3. Kapitel.

Fluchtsagen.

[22] In dem Leid, das der Heiland nach der hl. Schrift zu erdulden hatte, spielen bekanntlich Verfolgung und Flucht eine Hauptrolle, insbesondere an folgenden Stellen:

Matth. 2, 14. Und er [Joseph] stand auf und nahm das Kindlein und seine Mutter zu sich bei der Nacht und entwich in Ägyptenland. – Während dieses Aufenthaltes vollzieht sich Herodes' blutiger Kindermord, erst nach seinem Tode kehrt die hl. Familie zurück.

Matth. 14, 13 heißt es, nachdem Johannes' Enthauptung erzählt ist: Da das Jesus hörte, wich er von dannen auf einem Schiff in eine Wüste allein.

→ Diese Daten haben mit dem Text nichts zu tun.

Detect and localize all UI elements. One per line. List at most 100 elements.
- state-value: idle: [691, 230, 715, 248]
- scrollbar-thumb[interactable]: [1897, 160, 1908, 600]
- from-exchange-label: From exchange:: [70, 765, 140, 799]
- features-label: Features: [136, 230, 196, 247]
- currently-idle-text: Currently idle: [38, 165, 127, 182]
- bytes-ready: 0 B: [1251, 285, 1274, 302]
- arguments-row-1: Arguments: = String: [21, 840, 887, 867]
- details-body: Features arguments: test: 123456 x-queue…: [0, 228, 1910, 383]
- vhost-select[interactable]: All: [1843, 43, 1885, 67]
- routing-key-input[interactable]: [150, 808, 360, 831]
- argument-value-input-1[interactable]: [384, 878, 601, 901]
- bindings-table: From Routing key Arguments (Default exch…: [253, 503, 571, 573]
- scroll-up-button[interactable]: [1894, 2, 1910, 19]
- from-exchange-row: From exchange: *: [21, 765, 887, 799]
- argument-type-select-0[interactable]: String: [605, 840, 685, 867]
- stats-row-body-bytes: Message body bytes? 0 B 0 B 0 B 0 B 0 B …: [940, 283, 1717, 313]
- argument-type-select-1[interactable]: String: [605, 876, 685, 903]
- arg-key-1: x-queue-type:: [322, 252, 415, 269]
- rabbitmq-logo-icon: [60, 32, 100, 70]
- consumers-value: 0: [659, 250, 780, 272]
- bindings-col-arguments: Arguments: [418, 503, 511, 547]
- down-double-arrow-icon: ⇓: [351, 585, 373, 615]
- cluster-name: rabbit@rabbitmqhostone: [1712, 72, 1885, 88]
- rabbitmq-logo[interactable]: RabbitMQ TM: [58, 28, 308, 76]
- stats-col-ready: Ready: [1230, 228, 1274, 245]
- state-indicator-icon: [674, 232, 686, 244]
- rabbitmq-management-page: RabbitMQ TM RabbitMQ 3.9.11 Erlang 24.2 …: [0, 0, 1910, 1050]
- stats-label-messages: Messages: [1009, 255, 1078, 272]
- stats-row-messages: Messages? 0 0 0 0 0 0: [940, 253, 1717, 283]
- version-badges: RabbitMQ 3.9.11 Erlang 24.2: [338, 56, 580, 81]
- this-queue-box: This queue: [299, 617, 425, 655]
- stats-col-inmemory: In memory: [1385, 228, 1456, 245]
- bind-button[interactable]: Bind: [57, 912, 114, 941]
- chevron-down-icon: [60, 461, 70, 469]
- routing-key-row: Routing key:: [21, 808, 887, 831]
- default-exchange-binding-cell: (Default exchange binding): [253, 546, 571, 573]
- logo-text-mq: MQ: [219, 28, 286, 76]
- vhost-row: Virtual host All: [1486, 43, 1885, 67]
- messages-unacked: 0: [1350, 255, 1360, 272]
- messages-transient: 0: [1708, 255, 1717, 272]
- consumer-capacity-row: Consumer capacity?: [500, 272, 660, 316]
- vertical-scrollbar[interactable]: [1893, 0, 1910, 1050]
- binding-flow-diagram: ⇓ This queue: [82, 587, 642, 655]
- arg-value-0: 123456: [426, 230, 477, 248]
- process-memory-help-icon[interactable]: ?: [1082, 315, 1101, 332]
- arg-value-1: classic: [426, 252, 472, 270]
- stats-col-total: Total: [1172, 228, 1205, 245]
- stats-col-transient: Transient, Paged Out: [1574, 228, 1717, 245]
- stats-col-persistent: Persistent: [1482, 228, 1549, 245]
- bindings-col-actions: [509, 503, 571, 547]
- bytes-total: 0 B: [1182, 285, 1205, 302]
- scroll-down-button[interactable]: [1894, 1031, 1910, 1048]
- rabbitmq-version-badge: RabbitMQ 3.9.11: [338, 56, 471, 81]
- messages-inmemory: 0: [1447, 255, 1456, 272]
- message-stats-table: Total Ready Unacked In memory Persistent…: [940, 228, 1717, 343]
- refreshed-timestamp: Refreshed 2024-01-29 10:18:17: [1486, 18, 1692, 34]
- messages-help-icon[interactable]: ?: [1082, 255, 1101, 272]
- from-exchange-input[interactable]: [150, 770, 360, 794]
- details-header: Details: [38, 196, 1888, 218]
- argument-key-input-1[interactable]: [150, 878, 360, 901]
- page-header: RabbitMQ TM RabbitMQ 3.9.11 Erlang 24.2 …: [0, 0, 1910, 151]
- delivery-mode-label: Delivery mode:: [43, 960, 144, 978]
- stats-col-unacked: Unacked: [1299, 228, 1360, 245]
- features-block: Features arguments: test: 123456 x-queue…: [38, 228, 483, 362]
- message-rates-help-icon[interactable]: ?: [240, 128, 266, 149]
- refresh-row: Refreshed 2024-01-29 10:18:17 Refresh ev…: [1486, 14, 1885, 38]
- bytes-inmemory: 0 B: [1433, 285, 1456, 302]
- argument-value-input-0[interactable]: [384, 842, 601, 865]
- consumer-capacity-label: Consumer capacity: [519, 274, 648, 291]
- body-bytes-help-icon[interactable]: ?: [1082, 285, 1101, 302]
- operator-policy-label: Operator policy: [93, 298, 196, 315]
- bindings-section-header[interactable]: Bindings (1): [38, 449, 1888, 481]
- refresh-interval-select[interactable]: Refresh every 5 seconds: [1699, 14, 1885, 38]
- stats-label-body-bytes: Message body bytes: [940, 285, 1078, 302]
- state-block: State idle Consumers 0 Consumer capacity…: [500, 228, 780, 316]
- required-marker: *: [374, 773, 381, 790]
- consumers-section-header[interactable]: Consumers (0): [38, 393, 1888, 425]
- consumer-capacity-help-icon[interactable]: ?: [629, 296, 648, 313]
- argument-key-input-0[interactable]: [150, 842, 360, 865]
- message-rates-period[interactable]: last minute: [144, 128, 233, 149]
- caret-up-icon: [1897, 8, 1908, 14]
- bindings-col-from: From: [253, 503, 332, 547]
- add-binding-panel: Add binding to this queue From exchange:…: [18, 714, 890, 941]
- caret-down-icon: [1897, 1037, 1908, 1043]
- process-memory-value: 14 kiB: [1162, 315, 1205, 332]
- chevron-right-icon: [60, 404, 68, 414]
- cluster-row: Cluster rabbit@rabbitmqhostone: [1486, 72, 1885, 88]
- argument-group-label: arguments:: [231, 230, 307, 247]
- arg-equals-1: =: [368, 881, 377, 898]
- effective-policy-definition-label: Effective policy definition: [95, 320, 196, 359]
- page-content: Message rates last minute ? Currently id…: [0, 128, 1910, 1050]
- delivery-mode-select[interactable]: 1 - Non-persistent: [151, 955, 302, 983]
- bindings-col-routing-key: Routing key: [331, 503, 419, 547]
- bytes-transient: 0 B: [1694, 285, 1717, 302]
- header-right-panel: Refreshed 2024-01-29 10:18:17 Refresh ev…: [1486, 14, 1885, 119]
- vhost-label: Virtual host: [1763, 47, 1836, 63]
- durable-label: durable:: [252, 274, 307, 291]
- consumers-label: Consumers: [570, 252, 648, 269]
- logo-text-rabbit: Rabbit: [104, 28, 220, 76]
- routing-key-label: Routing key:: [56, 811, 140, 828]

Marc. 3, 6–7. Und die Pharisäer gingen hinaus und hielten alsobald einen Rat mit Herodis Dienern über ihn, wie sie ihn umbrächten. Aber Jesus entwich mit seinen Jüngern ...

Luc. 9, 7 ff. Es kam aber vor Herodes, den Vierfürsten, alles, was durch ihn geschah; und er besorgte sich, dieweil von etlichen gesagt ward: »Johannes ist von den Toten auferstanden«; von etlichen aber: »Elias ist erschienen«; von etlichen aber: »es ist der alten Propheten einer auferstanden«. Und Herodes sprach: »Johannem, den habe ich enthauptet; wer ist aber dieser, von dem ich solches höre?« Und begehrete ihn zu sehen. Und die Apostel kamen wieder ... Und er [Jesus] nahm sie zu sich und entwich besonders in eine Wüste bei der Stadt, die da heißt Bethsaida.

[22] Joh. 7, 1. Darnach zog Jesus umher in Galiläa; denn er wollte nicht in Judäa umherziehen, darum, daß ihm die Juden nach dem Leben stelleten (vgl. 5, 16). –

Zu solchen und ähnlichen Stellen kommt schließlich noch die Erzählung von der Leidensnacht in Gethsemane hinzu. Die apokryphe Tradition stattet diese Vorgänge mit dem üblichen Beiwerk wundergläubiger Erweiterung aus, wobei es ihr zuweilen widerfährt, daß sie die ganz verschiedenen Begebenheiten der Flucht des Kindes und des Mannes nicht auseinanderhält und die gleiche Sage zur Ausschmückung beider verwendet. Auch sonst arbeitet sie mit wohlfeilen Wiederholungen. So wird man gleich in der folgenden Erzählung an eine schon früher behandelte Sage erinnert (vgl. S. 12 f.). – Sofern die Fluchtgeschichten von Verstecken handeln, die Christus aufsucht, knüpfen sie an eine jüdische Tradition an, die zwar nur wenig von den Evangelien abweicht, aber schon in dieser geringen Differenz einen tiefgewurzelten Haß gegen das Christentum bekundet. Schon um 180 erwähnt sie der Epikuräer Celsus, indem er berichtet: Jesus habe sich nach seiner Verurteilung als Übeltäter zu verbergen gesucht und sei von einem Ort zum andern geflohen, aber doch schließlich ergriffen worden; die Jünger, deren Liebe er sich nicht zu erwerben gewußt, hätten ihn verraten (Neue Kirchl. Zeitschr. 12, 171 f.).

Quelle:
Dähnhardt, Oskar: Natursagen. Eine Samlung naturdeutender Sagen, Märchen, Fabeln und Legenden, 4 Bände, Leipzig/Berlin, 1907-1912, S. 22-23.